Health insurance coverage

Iowa's rate of uninsured children is half that of the United States as a whole. Six percent of children in Iowa were without health insurance at the time of the survey compared to 12% nationally.[8] This translates into about 43,000 Iowa children without health insurance. Another six percent of children had been uninsured at some point in the previous year. The parents of one-third of Iowa's children (33%) worried about their ability to pay for their child's health care in the past year, and almost one in ten (9%) worried about it "a great deal."

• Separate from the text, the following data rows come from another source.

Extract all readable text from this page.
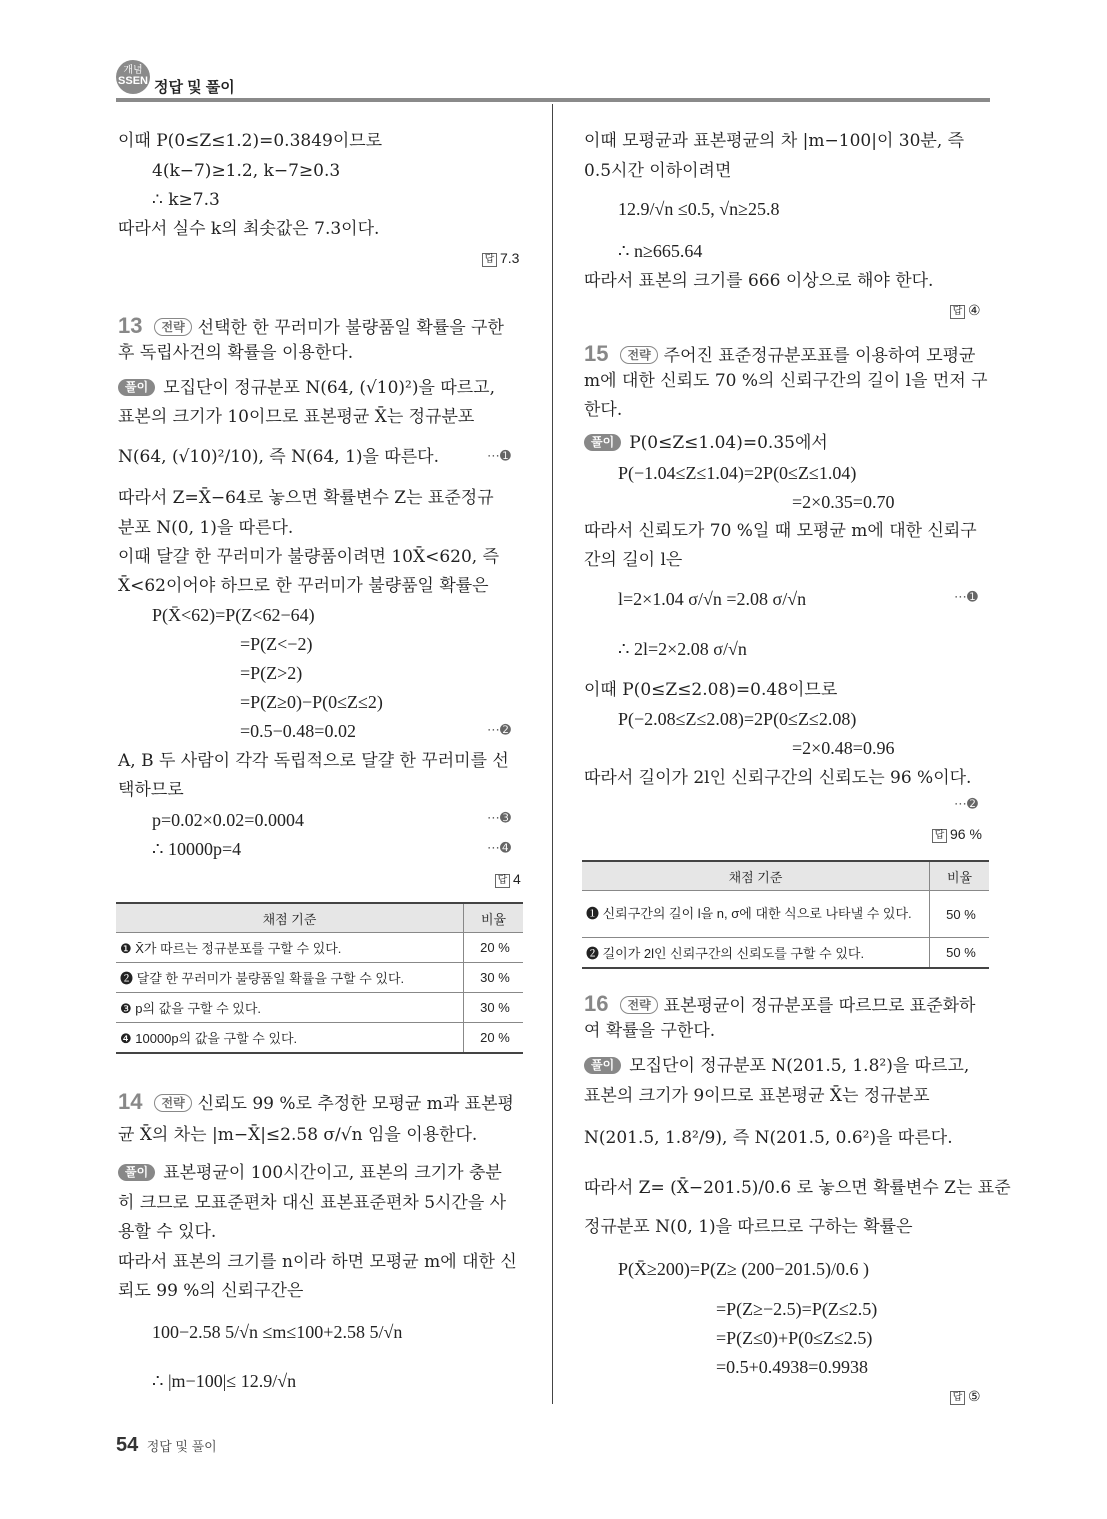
개념
SSEN 정답 및 풀이
이때 P(0≤Z≤1.2)=0.3849이므로
4(k−7)≥1.2, k−7≥0.3
∴ k≥7.3
따라서 실수 k의 최솟값은 7.3이다.
답 7.3
13 전략 선택한 한 꾸러미가 불량품일 확률을 구한
후 독립사건의 확률을 이용한다.
풀이 모집단이 정규분포 N(64, (√10)²)을 따르고,
표본의 크기가 10이므로 표본평균 X̄는 정규분포
N(64, (√10)²/10), 즉 N(64, 1)을 따른다.	⋯➊
따라서 Z=X̄−64로 놓으면 확률변수 Z는 표준정규
분포 N(0, 1)을 따른다.
이때 달걀 한 꾸러미가 불량품이려면 10X̄<620, 즉
X̄<62이어야 하므로 한 꾸러미가 불량품일 확률은
P(X̄<62)=P(Z<62−64)
=P(Z<−2)
=P(Z>2)
=P(Z≥0)−P(0≤Z≤2)
=0.5−0.48=0.02	⋯➋
A, B 두 사람이 각각 독립적으로 달걀 한 꾸러미를 선
택하므로
p=0.02×0.02=0.0004	⋯➌
∴ 10000p=4	⋯➍
답 4
채점 기준	비율
❶ X̄가 따르는 정규분포를 구할 수 있다.	20 %
❷ 달걀 한 꾸러미가 불량품일 확률을 구할 수 있다.	30 %
❸ p의 값을 구할 수 있다.	30 %
❹ 10000p의 값을 구할 수 있다.	20 %
14 전략 신뢰도 99 %로 추정한 모평균 m과 표본평
균 X̄의 차는 |m−X̄|≤2.58 σ/√n 임을 이용한다.
풀이 표본평균이 100시간이고, 표본의 크기가 충분
히 크므로 모표준편차 대신 표본표준편차 5시간을 사
용할 수 있다.
따라서 표본의 크기를 n이라 하면 모평균 m에 대한 신
뢰도 99 %의 신뢰구간은
100−2.58 5/√n ≤m≤100+2.58 5/√n
∴ |m−100|≤ 12.9/√n
이때 모평균과 표본평균의 차 |m−100|이 30분, 즉
0.5시간 이하이려면
12.9/√n ≤0.5, √n≥25.8
∴ n≥665.64
따라서 표본의 크기를 666 이상으로 해야 한다.
답 ④
15 전략 주어진 표준정규분포표를 이용하여 모평균
m에 대한 신뢰도 70 %의 신뢰구간의 길이 l을 먼저 구
한다.
풀이 P(0≤Z≤1.04)=0.35에서
P(−1.04≤Z≤1.04)=2P(0≤Z≤1.04)
=2×0.35=0.70
따라서 신뢰도가 70 %일 때 모평균 m에 대한 신뢰구
간의 길이 l은
l=2×1.04 σ/√n =2.08 σ/√n	⋯➊
∴ 2l=2×2.08 σ/√n
이때 P(0≤Z≤2.08)=0.48이므로
P(−2.08≤Z≤2.08)=2P(0≤Z≤2.08)
=2×0.48=0.96
따라서 길이가 2l인 신뢰구간의 신뢰도는 96 %이다.
⋯➋
답 96 %
채점 기준	비율
❶ 신뢰구간의 길이 l을 n, σ에 대한 식으로 나타낼 수 있다.	50 %
❷ 길이가 2l인 신뢰구간의 신뢰도를 구할 수 있다.	50 %
16 전략 표본평균이 정규분포를 따르므로 표준화하
여 확률을 구한다.
풀이 모집단이 정규분포 N(201.5, 1.8²)을 따르고,
표본의 크기가 9이므로 표본평균 X̄는 정규분포
N(201.5, 1.8²/9), 즉 N(201.5, 0.6²)을 따른다.
따라서 Z= (X̄−201.5)/0.6 로 놓으면 확률변수 Z는 표준
정규분포 N(0, 1)을 따르므로 구하는 확률은
P(X̄≥200)=P(Z≥ (200−201.5)/0.6 )
=P(Z≥−2.5)=P(Z≤2.5)
=P(Z≤0)+P(0≤Z≤2.5)
=0.5+0.4938=0.9938
답 ⑤
54 정답 및 풀이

Eight of ten insured children received their health insurance through an employer-sponsored plan. Seven percent were insured through a personal policy while Medicaid covered 10 percent. One percent were covered by the Healthy and Well Kids in Iowa (HAWK-I) program, part of the Iowa State Child Health Insurance Program. Twenty percent of the children not in the Medicaid program (people who were either uninsured or had other insurance) had been covered by Medicaid at some point in their lives. About one-third (31%) of children's health insurance coverage was rated as excellent, about another one-third (35%) was rated as very good, and 10 percent was rated as fair (8%) or poor (2%). Just over one in ten (11%) children lived in a household where the parent was uninsured. Nine out of ten (89%) children lived in a household where the parent was covered by the same health insurance plan as they were. Almost half of the children's parents (45%) had heard about HAWK-I.